For years, GivingTuesday has been a serious fundraising goal for nonprofits, with many looking for to arrange pooled donations from major donors and leverage their network of supporters to contribute. This is the start year-end fundraising peakas nonprofits strive to fulfill their budget goals for next yr.
GivingTuesday giving in 2022 and 2023 totaled $3.1 billion, up from $2.7 billion in 2021. While that is loads to boost in a single day, the trend last yr was flat and with fewer donorswhich, in accordance with the organization, is a disturbing signal.
Lifestyle
BlaQue Community Cares is organizing a cash crowd for serious food
QNS reports that Queens, New York-based nonprofit BlaQue Community Cares is making an effort to assist raise awareness of Earnest Foods, an organic food market with the Cash Mob initiative.

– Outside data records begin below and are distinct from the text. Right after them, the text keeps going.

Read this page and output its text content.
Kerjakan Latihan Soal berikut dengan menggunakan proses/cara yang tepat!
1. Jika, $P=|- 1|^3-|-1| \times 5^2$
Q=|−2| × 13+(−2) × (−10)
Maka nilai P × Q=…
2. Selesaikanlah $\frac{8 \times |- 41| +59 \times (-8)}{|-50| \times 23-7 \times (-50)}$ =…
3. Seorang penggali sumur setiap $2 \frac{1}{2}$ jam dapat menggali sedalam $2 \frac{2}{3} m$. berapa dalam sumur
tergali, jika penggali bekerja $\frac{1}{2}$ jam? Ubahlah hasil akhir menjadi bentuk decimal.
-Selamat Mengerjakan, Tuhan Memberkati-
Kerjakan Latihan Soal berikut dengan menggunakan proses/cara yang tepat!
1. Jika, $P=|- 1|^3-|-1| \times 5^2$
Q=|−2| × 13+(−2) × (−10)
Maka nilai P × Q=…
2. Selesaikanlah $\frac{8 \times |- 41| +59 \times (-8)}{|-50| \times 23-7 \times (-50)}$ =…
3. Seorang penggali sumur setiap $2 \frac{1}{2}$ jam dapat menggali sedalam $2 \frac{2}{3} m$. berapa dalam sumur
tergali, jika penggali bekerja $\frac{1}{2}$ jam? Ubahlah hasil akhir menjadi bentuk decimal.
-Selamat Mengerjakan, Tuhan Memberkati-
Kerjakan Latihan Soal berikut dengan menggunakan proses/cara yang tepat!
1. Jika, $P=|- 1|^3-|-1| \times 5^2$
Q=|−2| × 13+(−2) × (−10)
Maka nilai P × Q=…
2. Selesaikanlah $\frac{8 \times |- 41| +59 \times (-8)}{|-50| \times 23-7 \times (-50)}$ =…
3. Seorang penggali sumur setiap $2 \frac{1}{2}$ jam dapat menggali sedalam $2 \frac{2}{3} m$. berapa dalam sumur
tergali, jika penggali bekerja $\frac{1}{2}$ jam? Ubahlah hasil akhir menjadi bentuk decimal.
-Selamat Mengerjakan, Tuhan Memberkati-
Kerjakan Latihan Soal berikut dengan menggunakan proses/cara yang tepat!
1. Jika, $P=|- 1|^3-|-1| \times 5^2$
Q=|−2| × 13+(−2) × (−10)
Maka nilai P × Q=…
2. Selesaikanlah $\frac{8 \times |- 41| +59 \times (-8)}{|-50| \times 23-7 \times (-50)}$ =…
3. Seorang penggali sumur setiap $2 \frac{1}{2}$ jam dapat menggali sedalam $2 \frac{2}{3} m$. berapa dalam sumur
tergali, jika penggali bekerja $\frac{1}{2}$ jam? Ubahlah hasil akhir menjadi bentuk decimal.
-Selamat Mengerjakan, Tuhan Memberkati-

The BlaQue Cash Mob program is a community-led event that goals to support local businesses, reminiscent of grocery stores in Jamaica, by encouraging shoppers to go to the shop and spend a certain quantity of cash, roughly $20. BlaQue founder Aleeia Abraham says cash drives are happening across New York City to extend support for local businesses. “I think it’s important to really encourage local shopping habits and strengthen the connections between residents and businesses and Black businesses, especially in Queens,” she said after hosting six events since 2021.
“We’ve been doing this for a while and we’ve found that it really helps the community discover new businesses that they may not have known existed.”
As a result, crowds increase sales and strengthen social bonds for independent businesses.
Earnest Foods opened in 2021 after recognizing the necessity for fresh produce in the world. As residents struggled to seek out fresh food, Abraham defines the shop as “an invaluable part of the southeast Queens community.” “There’s really nowhere to go in Queens, especially Black-owned businesses in Queens, to find something healthier to eat. We need to keep these businesses open,” she said.
“So someone just needs to make everyone aware that these companies exist and how to keep the dollars in our community. Organizing this cash crowd not only encourages people to buy, but also shows where our collective dollars stand, how it helps sustain businesses and directly serves and uplifts our community.”
The event will happen on November 24 from 2:00 p.m. to 4:00 p.m. at 123-01 Merrick Blvd in St. Albans. According to the shop’s co-owner, Earnest Flowers, he has partnered with several other Black-owned brands in the world to sell his products at the shop. Flowers is comfortable that his neighbors can come to his supermarket to purchase organic food and goods from local vendors like Celeste Sassine, owner of Sassy Sweet Vegan Treats.
At the grand opening three years ago which was visited by over 350 viewersSassine stated that the collaboration was “super, super, super exciting” to the purpose that the majority of the products were off the shelves inside hours.